Speaking up isn't enough: Taking action against gender norms

As we continue to hear from industry stalwarts that women simply need to speak up, we clearly need a substantive review and dialogue

Heather Whaling
Heather Whaling

What does it mean to "act like a man?" What does it mean to "act like a lady?"

When groups are asked this question, words like "strong" and "leader" are frequently used to describe men, while women are seen as nurturing or collaborative.

Gender norms like these are the popular or conventional ideas most people have about what it means to be a man or a woman. These norms are learned from experiences in family, friends, places of worship, schools, and media consumption. Over time, they’re seen as "the way things are."

That status quo is limiting. It’s damaging for society to see men as weak when they display emotion. It’s damaging for women to be seen as bossy when they speak up at work. While much progress has been made, the reality is that there is a lot of work to be done before equality is achieved—particularly in the public relations industry, as we were reminded this week.

Seventy percent of the PR industry is female; yet, only 30% of agency leaders are female. On a Hall of Femme panel last week, Richard Edelman suggested that women need to speak up more loudly if they feel their voices aren’t being heard in the corporate environment.

Yes, women need to lean in, seize opportunities, and make their ambitions known. However, a leadership gap as sizeable as the one facing in the PR industry won’t be significantly narrowed if we downplay or ignore systemic barriers.

Women simply speaking up won’t fix antiquated workplace policies, salary disparity, or unequal hiring practices. If it was that easy, does anyone honestly think we’d still be having these conversations?

What changes need to happen to help men and women overcome gender norms and implicit biases? Here are three ideas, for starters.

Show me the money
The pay gap in the industry is astonishing, with men making $36,000 per year more than women, according to PRWeek’s annual Salary Survey. HR departments should audit salaries to assess where gaps are occurring and how salaries can be right-fitted to ensure men and women performing the same duties are fairly compensated.

Equal pay, equal benefits
Only 13% of American workers have access to paid parental leave. PR agencies shouldn’t wait for a national standard to be enacted. Companies of all sizes are proactively implementing paid parental leave, but let’s be clear: If we believe in equal pay, then we also need to believe in equal benefits. The "mommy tax" –  the term to explain why women with children make significantly less than women without children – exists in part because child care disproportionately falls to women. Research shows it’s better for moms, dads, and kids when parents share care-giving responsibilities. Workplace policies that limit parental leave to moms reinforce the antiquated gender norm that says mom is the caregiver and dad’s career is more important. As an industry, PR needs to be more forward-thinking than that.

Gender by us
Implicitly and explicitly, we are forcing people to adhere to gender-based stereotypes. If we want to solve sexism, pay inequity, discriminatory hiring practices – among the other ailments affecting industry growth, we must understand and solve for the root cause of the problem: gender norms that place artificial limits on men and women. Part of the challenge is that we, collectively, aren’t discussing gender norms and the broader impact on families and workplaces. What if agencies across the country used tools like the Gender By Us toolkit to engage in meaningful conversation and generate change? That would be a massive step in the right direction.
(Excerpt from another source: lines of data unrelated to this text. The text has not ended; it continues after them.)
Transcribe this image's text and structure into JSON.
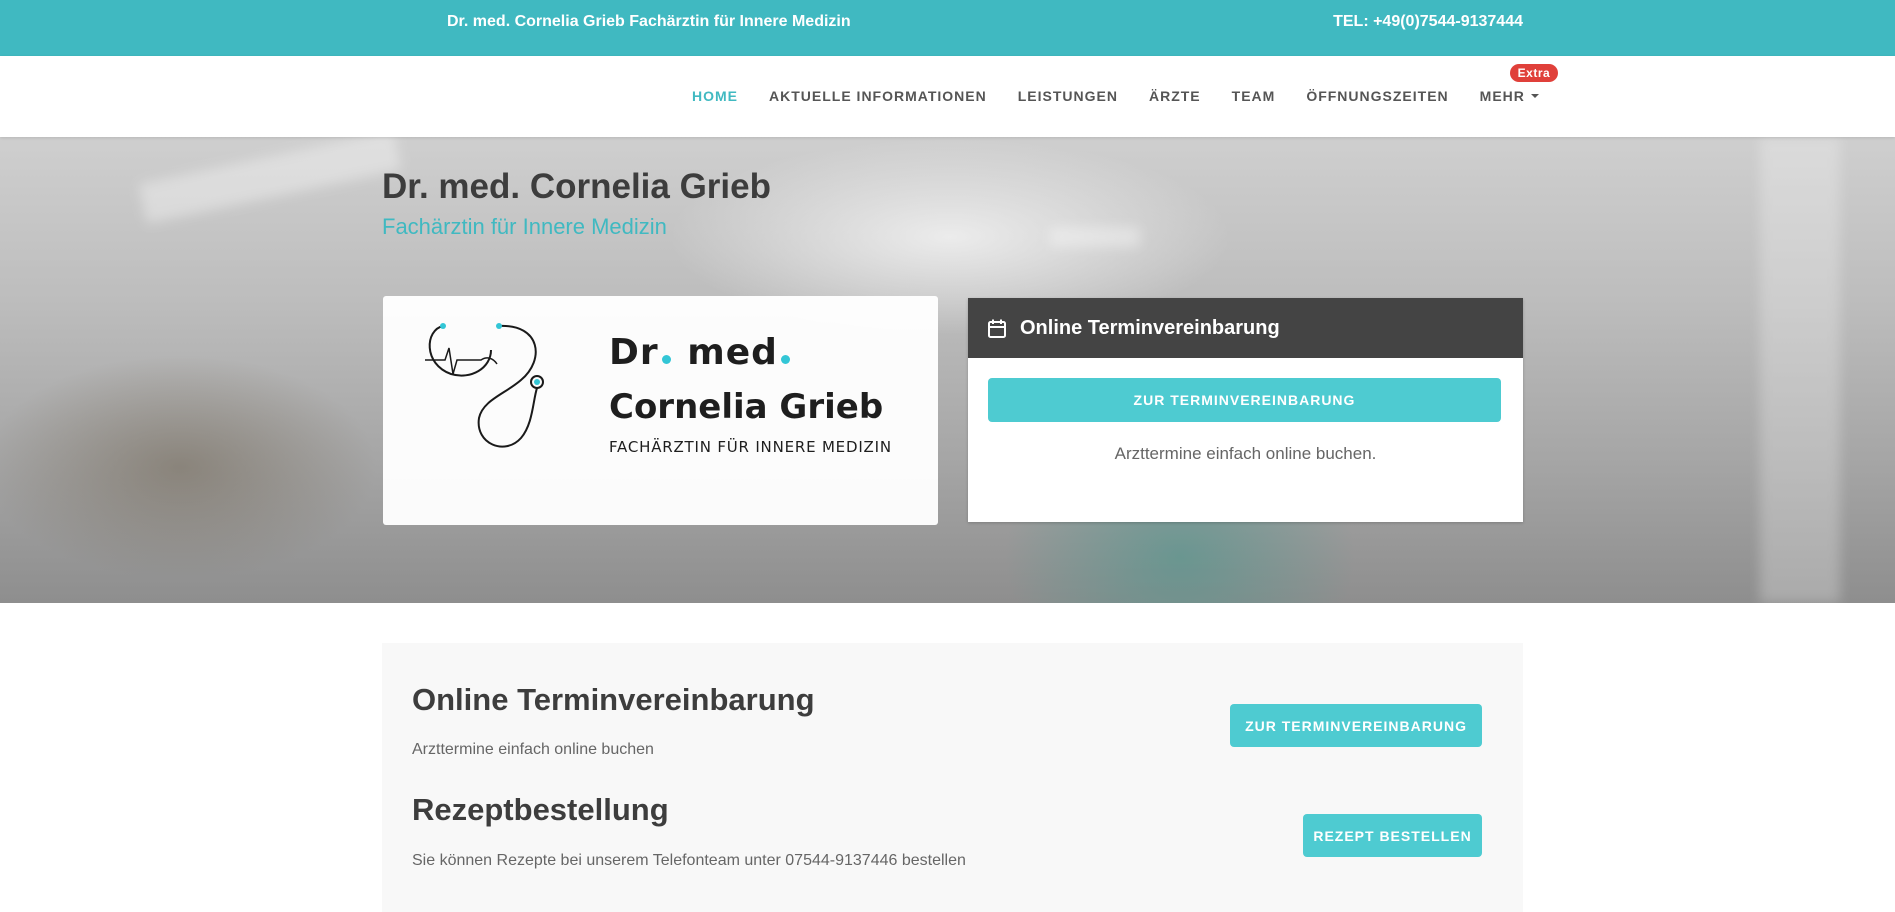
{
  "topbar": {
    "title": "Dr. med. Cornelia Grieb Fachärztin für Innere Medizin",
    "tel": "TEL: +49(0)7544-9137444"
  },
  "nav": {
    "items": [
      "HOME",
      "AKTUELLE INFORMATIONEN",
      "LEISTUNGEN",
      "ÄRZTE",
      "TEAM",
      "ÖFFNUNGSZEITEN",
      "MEHR"
    ],
    "active": "HOME",
    "more_badge": "Extra"
  },
  "hero": {
    "title": "Dr. med. Cornelia Grieb",
    "subtitle": "Fachärztin für Innere Medizin",
    "logo": {
      "line1_a": "Dr",
      "line1_b": "med",
      "line2": "Cornelia Grieb",
      "line3": "FACHÄRZTIN FÜR INNERE MEDIZIN"
    },
    "appointment_card": {
      "heading": "Online Terminvereinbarung",
      "button": "ZUR TERMINVEREINBARUNG",
      "text": "Arzttermine einfach online buchen."
    }
  },
  "sections": [
    {
      "heading": "Online Terminvereinbarung",
      "text": "Arzttermine einfach online buchen",
      "button": "ZUR TERMINVEREINBARUNG"
    },
    {
      "heading": "Rezeptbestellung",
      "text": "Sie können Rezepte bei unserem Telefonteam unter 07544-9137446 bestellen",
      "button": "REZEPT BESTELLEN"
    }
  ],
  "colors": {
    "accent": "#40b9c1",
    "button": "#4ecbd1",
    "badge": "#e0403a",
    "card_header": "#444444"
  },
  "icons": [
    "calendar-icon",
    "caret-down-icon",
    "stethoscope-icon"
  ]
}
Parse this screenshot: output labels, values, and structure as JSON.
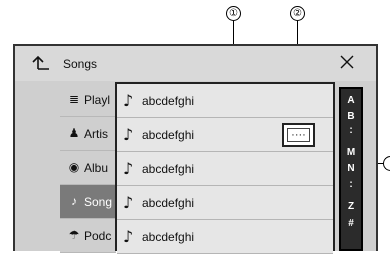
{
  "callouts": {
    "one": "①",
    "two": "②"
  },
  "header": {
    "title": "Songs",
    "back_icon": "back-arrow-icon",
    "close_icon": "close-icon"
  },
  "sidebar": {
    "items": [
      {
        "icon": "playlist-icon",
        "glyph": "≣",
        "label": "Playl",
        "active": false
      },
      {
        "icon": "artist-icon",
        "glyph": "♟",
        "label": "Artis",
        "active": false
      },
      {
        "icon": "album-icon",
        "glyph": "◉",
        "label": "Albu",
        "active": false
      },
      {
        "icon": "song-icon",
        "glyph": "♪",
        "label": "Song",
        "active": true
      },
      {
        "icon": "podcast-icon",
        "glyph": "☂",
        "label": "Podc",
        "active": false
      }
    ]
  },
  "list": {
    "rows": [
      {
        "icon": "music-note-icon",
        "label": "abcdefghi"
      },
      {
        "icon": "music-note-icon",
        "label": "abcdefghi"
      },
      {
        "icon": "music-note-icon",
        "label": "abcdefghi"
      },
      {
        "icon": "music-note-icon",
        "label": "abcdefghi"
      },
      {
        "icon": "music-note-icon",
        "label": "abcdefghi"
      }
    ],
    "more_button": "····"
  },
  "alphabet_index": [
    "A",
    "B",
    ":",
    "M",
    "N",
    ":",
    "Z",
    "#"
  ],
  "colors": {
    "active_item": "#7a7a7a",
    "index_bar": "#2b2b2b"
  }
}
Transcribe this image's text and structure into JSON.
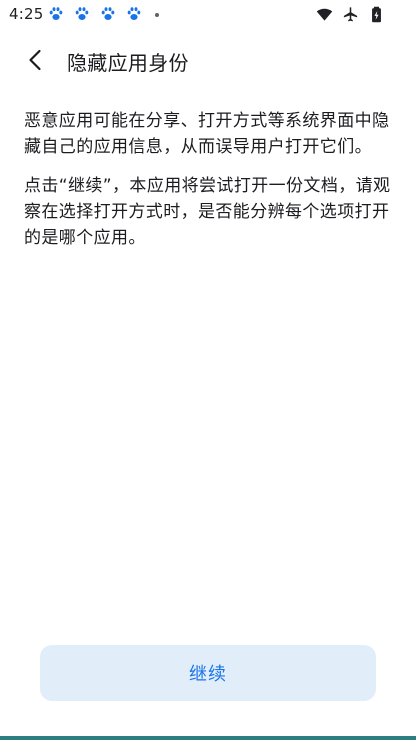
{
  "status_bar": {
    "time": "4:25",
    "notification_icons": [
      "paw-icon",
      "paw-icon",
      "paw-icon",
      "paw-icon"
    ],
    "system_icons": [
      "wifi-icon",
      "airplane-icon",
      "battery-icon"
    ]
  },
  "header": {
    "title": "隐藏应用身份"
  },
  "content": {
    "paragraphs": [
      "恶意应用可能在分享、打开方式等系统界面中隐藏自己的应用信息，从而误导用户打开它们。",
      "点击“继续”，本应用将尝试打开一份文档，请观察在选择打开方式时，是否能分辨每个选项打开的是哪个应用。"
    ]
  },
  "actions": {
    "continue_label": "继续"
  },
  "colors": {
    "accent": "#1a73e8",
    "button_bg": "#e1eefa",
    "notif_icon": "#1a73e8"
  }
}
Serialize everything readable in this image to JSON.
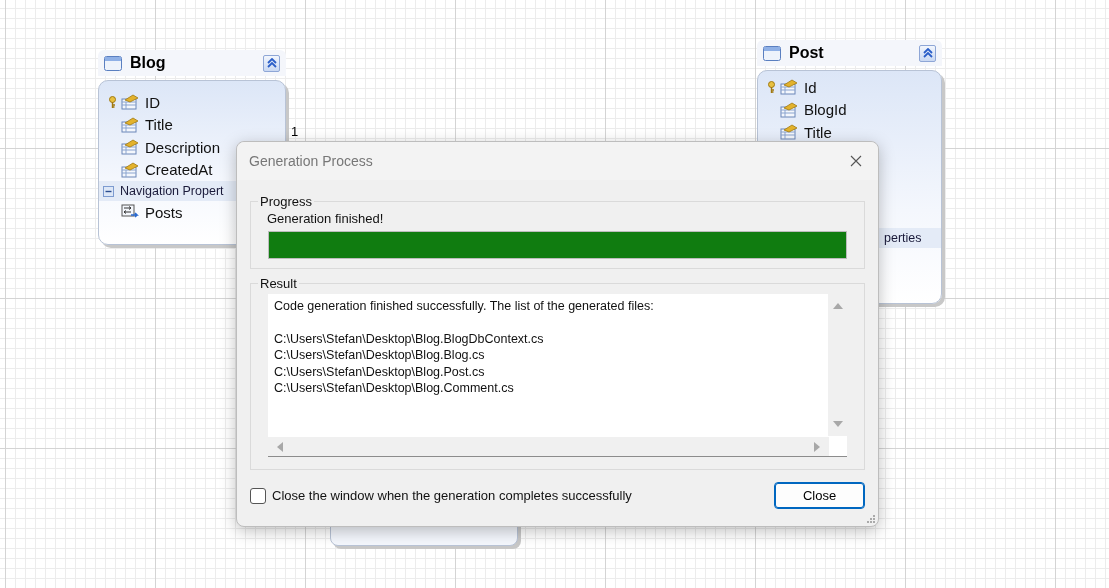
{
  "diagram": {
    "entities": [
      {
        "name": "Blog",
        "properties": [
          {
            "name": "ID",
            "key": true
          },
          {
            "name": "Title",
            "key": false
          },
          {
            "name": "Description",
            "key": false
          },
          {
            "name": "CreatedAt",
            "key": false
          }
        ],
        "navigation": {
          "label": "Navigation Propert",
          "items": [
            "Posts"
          ]
        }
      },
      {
        "name": "Post",
        "properties": [
          {
            "name": "Id",
            "key": true
          },
          {
            "name": "BlogId",
            "key": false
          },
          {
            "name": "Title",
            "key": false
          }
        ],
        "navigation": {
          "label": "perties"
        }
      }
    ],
    "association_label": "1"
  },
  "dialog": {
    "title": "Generation Process",
    "progress": {
      "group_label": "Progress",
      "status": "Generation finished!",
      "level": 1
    },
    "result": {
      "group_label": "Result",
      "message": "Code generation finished successfully. The list of the generated files:",
      "files": [
        "C:\\Users\\Stefan\\Desktop\\Blog.BlogDbContext.cs",
        "C:\\Users\\Stefan\\Desktop\\Blog.Blog.cs",
        "C:\\Users\\Stefan\\Desktop\\Blog.Post.cs",
        "C:\\Users\\Stefan\\Desktop\\Blog.Comment.cs"
      ]
    },
    "close_option": {
      "label": "Close the window when the generation completes successfully",
      "checked": false
    },
    "buttons": [
      "Close"
    ]
  }
}
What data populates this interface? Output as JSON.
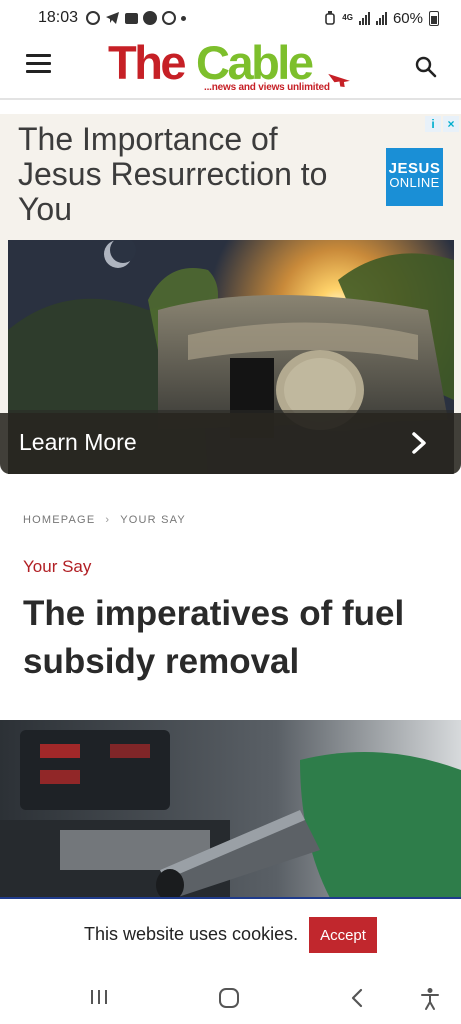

As we continue to hear from industry stalwarts that women simply need to speak up—research shows that men are promoted based on potential, while women are promoted based on past accomplishments—we clearly need a substantive review and dialogue. This list is hopefully a helpful starting point.

Assess workplace policies through a gender lens. Identify and safeguard against implicit and explicit biases. Require honest dialogue about gender norms at all levels of the organization. Providing men and women equal access to opportunities means we need to be done with "the way it’s always been done."

Heather Whaling is founder and president of Geben Communication, a boutique agency with offices in Columbus, Ohio, and Chicago.